Another thing to avoid: the “this” cascade. This is when your profile becomes a never-ending series of “this” posts. This is dangerous. That’s because this inoculates readers to the wonder of “this.” They become fatigued, but worse, they stop trusting you. When someone clicks a link that you’ve introduced with a single-sentence “this,” they expect something big. They want this experience to engage them, to challenge them — or at least to reinforce whatever their pre-existing views are of Glenn Greenwald.

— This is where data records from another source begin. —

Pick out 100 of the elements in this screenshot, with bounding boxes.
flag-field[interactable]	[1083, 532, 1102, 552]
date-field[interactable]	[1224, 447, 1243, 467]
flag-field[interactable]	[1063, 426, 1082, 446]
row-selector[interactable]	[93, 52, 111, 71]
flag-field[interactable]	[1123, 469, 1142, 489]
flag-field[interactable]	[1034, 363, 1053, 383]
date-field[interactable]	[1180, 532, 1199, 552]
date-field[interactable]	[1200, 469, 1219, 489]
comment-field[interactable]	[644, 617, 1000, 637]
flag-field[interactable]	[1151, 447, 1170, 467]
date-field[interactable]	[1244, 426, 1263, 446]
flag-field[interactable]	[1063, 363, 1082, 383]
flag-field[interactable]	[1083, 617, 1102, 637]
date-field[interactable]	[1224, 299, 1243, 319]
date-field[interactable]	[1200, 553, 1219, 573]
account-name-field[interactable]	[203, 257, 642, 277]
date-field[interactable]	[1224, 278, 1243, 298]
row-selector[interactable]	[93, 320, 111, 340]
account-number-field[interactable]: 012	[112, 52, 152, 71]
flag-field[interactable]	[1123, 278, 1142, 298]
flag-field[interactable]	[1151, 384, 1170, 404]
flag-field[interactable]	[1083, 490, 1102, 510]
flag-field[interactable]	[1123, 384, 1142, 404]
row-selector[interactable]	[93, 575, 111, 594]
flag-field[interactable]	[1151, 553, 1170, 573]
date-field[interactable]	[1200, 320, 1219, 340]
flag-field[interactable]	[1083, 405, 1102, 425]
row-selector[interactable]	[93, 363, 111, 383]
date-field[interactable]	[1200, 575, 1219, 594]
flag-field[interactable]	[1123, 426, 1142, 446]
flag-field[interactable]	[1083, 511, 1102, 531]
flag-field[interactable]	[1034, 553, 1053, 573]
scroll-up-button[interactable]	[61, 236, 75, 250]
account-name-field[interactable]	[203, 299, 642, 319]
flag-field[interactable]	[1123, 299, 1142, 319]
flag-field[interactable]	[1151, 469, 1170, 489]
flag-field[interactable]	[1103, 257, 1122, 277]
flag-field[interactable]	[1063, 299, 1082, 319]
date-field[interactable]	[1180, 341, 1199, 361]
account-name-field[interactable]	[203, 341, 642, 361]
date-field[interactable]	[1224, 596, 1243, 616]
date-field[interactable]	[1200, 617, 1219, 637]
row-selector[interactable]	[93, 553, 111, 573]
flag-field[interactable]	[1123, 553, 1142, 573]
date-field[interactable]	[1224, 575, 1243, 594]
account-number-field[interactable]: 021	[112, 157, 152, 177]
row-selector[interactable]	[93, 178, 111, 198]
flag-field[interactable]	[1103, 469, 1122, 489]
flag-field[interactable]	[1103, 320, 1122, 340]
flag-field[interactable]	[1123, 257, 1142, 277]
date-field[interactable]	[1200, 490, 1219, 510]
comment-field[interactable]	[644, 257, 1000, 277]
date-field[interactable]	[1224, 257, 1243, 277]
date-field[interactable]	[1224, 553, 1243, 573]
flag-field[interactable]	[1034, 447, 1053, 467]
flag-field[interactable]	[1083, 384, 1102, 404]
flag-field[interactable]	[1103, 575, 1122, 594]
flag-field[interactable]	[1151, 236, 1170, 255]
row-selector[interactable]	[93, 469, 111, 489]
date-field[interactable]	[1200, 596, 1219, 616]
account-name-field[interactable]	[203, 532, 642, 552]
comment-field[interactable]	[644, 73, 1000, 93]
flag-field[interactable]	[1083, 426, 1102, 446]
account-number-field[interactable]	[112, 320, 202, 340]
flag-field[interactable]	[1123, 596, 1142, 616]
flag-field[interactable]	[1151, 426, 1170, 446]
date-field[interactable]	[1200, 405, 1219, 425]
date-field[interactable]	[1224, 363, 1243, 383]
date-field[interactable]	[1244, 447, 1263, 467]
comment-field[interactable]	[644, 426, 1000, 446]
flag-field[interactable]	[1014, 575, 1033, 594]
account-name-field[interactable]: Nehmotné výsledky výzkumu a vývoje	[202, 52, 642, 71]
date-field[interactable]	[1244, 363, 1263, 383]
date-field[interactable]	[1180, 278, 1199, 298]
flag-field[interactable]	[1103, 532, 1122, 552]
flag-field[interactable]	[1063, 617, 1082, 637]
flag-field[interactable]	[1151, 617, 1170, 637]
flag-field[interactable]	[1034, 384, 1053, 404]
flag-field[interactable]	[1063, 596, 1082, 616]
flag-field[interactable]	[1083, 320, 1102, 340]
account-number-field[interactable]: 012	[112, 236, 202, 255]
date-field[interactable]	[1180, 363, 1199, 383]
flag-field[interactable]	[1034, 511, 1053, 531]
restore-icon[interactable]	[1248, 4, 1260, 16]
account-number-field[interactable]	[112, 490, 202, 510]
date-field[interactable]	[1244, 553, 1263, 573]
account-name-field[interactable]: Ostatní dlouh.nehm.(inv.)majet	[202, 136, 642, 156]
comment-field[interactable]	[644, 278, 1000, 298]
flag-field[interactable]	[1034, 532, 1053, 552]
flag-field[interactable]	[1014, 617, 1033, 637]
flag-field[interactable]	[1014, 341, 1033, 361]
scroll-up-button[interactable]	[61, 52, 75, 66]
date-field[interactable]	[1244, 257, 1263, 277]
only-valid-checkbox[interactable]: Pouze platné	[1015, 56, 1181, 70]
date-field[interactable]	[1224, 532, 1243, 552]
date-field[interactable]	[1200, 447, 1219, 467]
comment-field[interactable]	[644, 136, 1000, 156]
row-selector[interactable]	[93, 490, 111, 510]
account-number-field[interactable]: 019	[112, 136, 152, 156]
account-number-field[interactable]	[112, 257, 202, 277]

This is simply something you can’t deliver with every post. Remember, your goal with this isn’t to saturate your feed with “this.” It’s to entice your reader to click on an opinionated story that will supplant whatever inferior beliefs they held before, thereby making you seem smarter in the process. But this technique will fail if you overdo it.

Use this sparingly.

Which brings us back to this post I’m sharing. At this point, I honestly forget what this is, but it doesn’t matter. I’m confident that it has already taken over your subconscious with its direct, seductively vague message. This. You must learn what this is. If for nothing more than a respite from this unfeeling journey into cold, isolated numbness that we call the internet, you need to click on this.

This. There’s nothing more enticing than this.

Except for maybe something long and heartfelt that begins with “SINCERE POST ALERT.” God, those are irresistible.